As environmental, social and governance (ESG) imperatives place an increased focus on sustainability and drive a transition towards a green economy, the impacts will be felt in the labour market. A recent Financial Mail Green Economy Dialogues LIVE in partnership with Sanlam Investment, Wits Business School (ALEC), Technology Innovation Agency (TIA) and Small Enterprise Development Agency (SEDA) and moderated by Andile Khumalo, focused on better understanding how an energy transition will cause shifts in the volume, type and quality of employment opportunities and whether the green economy will create more and better jobs.

Mervyn Shanmugam, CEO of Alternatives at Sanlam Investments, explained that Sanlam’s Alternatives business is a division within Sanlam Investments which aims to invest both for returns and sustainable impact focusing on growth, job creation and mitigating. Its investments provide access to a diverse range of alternative investment strategies. Explaining that investors increasingly want both a commercial and social return on their investments, Shanmugam said Sanlam’s Alternatives business believe both are possible. The trick, he added, will be how SA implements a just transition. It is estimated that around R250 billion is required to put sustainable infrastructure in place. Shanmugam revealed that there is sufficient capital available both locally and internationally to meet SA’s carbon reduction targets by 2050.

Pointing out that Africa faces the unique challenge of being an energy poor continent while still required to recarbonise, Professor Lwazi Ngubevana, director of the African Energy Leadership Centre (AELC) at Wits Business School, said the role of the AELC is to develop future energy leaders, research innovative solutions and try to influence energy policy.

Energy security, he added, is the continent’s biggest challenge and any focus on green energy had to take this into account. The AELC, he revealed, proposes a pragmatic approach to the green economy; an approach which has energy security as its north star. “Without energy security we won’t grow the economy or create jobs,” he said, adding that there was no question that the green economy has the potential to be a catalyst for job creation and innovation.

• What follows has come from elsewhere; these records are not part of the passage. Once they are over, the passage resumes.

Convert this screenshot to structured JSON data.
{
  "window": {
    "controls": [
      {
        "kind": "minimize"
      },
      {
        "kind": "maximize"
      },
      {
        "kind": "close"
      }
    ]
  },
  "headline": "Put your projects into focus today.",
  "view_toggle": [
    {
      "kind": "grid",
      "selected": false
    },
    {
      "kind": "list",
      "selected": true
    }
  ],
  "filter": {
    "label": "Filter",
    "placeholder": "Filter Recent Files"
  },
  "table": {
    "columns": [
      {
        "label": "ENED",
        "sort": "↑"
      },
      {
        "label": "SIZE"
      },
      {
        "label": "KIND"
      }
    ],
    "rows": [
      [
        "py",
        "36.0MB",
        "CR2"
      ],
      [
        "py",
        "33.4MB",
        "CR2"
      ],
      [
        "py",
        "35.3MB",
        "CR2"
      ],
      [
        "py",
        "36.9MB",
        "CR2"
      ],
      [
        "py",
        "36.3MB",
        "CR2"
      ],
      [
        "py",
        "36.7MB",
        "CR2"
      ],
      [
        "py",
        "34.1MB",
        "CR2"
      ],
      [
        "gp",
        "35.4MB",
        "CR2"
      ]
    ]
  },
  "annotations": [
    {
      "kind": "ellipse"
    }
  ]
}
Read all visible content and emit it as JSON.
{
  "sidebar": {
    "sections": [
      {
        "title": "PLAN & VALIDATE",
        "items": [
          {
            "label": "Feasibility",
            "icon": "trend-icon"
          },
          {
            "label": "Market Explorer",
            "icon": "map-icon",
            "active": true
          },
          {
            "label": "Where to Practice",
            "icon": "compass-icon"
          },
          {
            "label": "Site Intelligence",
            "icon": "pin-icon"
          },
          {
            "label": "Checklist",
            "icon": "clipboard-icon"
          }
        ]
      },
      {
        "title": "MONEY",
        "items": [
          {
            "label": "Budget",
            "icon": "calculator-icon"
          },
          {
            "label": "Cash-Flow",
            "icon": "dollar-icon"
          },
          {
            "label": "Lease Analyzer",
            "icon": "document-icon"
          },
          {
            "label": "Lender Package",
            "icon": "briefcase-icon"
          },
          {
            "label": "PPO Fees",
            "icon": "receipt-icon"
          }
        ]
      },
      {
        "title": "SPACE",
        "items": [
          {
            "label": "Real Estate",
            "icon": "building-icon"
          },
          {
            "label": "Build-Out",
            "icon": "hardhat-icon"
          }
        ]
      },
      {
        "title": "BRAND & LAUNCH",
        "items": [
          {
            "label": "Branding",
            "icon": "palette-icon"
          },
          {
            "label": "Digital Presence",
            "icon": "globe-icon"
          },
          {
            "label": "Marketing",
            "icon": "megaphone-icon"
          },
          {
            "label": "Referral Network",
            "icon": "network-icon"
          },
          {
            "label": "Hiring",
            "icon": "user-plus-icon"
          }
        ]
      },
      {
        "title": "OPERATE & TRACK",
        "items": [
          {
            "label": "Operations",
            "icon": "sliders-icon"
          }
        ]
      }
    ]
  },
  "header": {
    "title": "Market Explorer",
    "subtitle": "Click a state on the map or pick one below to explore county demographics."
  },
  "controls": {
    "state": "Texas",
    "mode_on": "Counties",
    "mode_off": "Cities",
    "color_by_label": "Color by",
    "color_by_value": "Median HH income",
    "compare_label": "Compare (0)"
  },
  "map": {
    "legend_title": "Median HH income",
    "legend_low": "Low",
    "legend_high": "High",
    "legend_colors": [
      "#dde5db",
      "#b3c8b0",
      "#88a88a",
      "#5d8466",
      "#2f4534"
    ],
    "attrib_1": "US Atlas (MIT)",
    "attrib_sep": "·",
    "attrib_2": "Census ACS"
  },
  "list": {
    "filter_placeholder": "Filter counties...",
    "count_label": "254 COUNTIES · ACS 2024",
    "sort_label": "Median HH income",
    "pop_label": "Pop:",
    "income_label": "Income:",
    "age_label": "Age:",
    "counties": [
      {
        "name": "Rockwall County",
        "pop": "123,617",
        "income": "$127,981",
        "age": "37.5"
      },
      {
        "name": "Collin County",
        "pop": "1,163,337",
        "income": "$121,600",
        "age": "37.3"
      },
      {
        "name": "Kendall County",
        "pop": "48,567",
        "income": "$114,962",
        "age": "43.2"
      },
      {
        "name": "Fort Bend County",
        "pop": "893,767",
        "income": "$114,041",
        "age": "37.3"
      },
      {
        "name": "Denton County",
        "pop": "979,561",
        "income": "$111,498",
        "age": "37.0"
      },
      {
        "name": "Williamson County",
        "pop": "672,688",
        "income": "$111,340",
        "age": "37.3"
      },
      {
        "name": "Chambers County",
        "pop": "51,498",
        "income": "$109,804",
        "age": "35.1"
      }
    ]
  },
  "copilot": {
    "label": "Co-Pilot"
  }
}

Vusi Skosana, acting executive responsible Innovation Enabling at the Technology Innovation Agency (TIA) explained that the organisation is mandated to be a catalyst and enabler for innovations and transfer technology solutions to start-ups, researchers, and enterprises, particularly small and emerging enterprises. A key part of the organisation’s mandate, he revealed, is skills development and the readiness of all stakeholders in the green economy in order to ensure nobody is left behind in SA’s energy transition.

Malembe J.D. Mtsweni, acting senior manager responsible for the incubation Network at the Small Enterprise Development Agency (SEDA), said the organisation’s role is to strengthen the incubation network of small businesses so that they are in a better position to create jobs. The green economy will create more jobs than most people think, he said, adding that it is a big opportunity.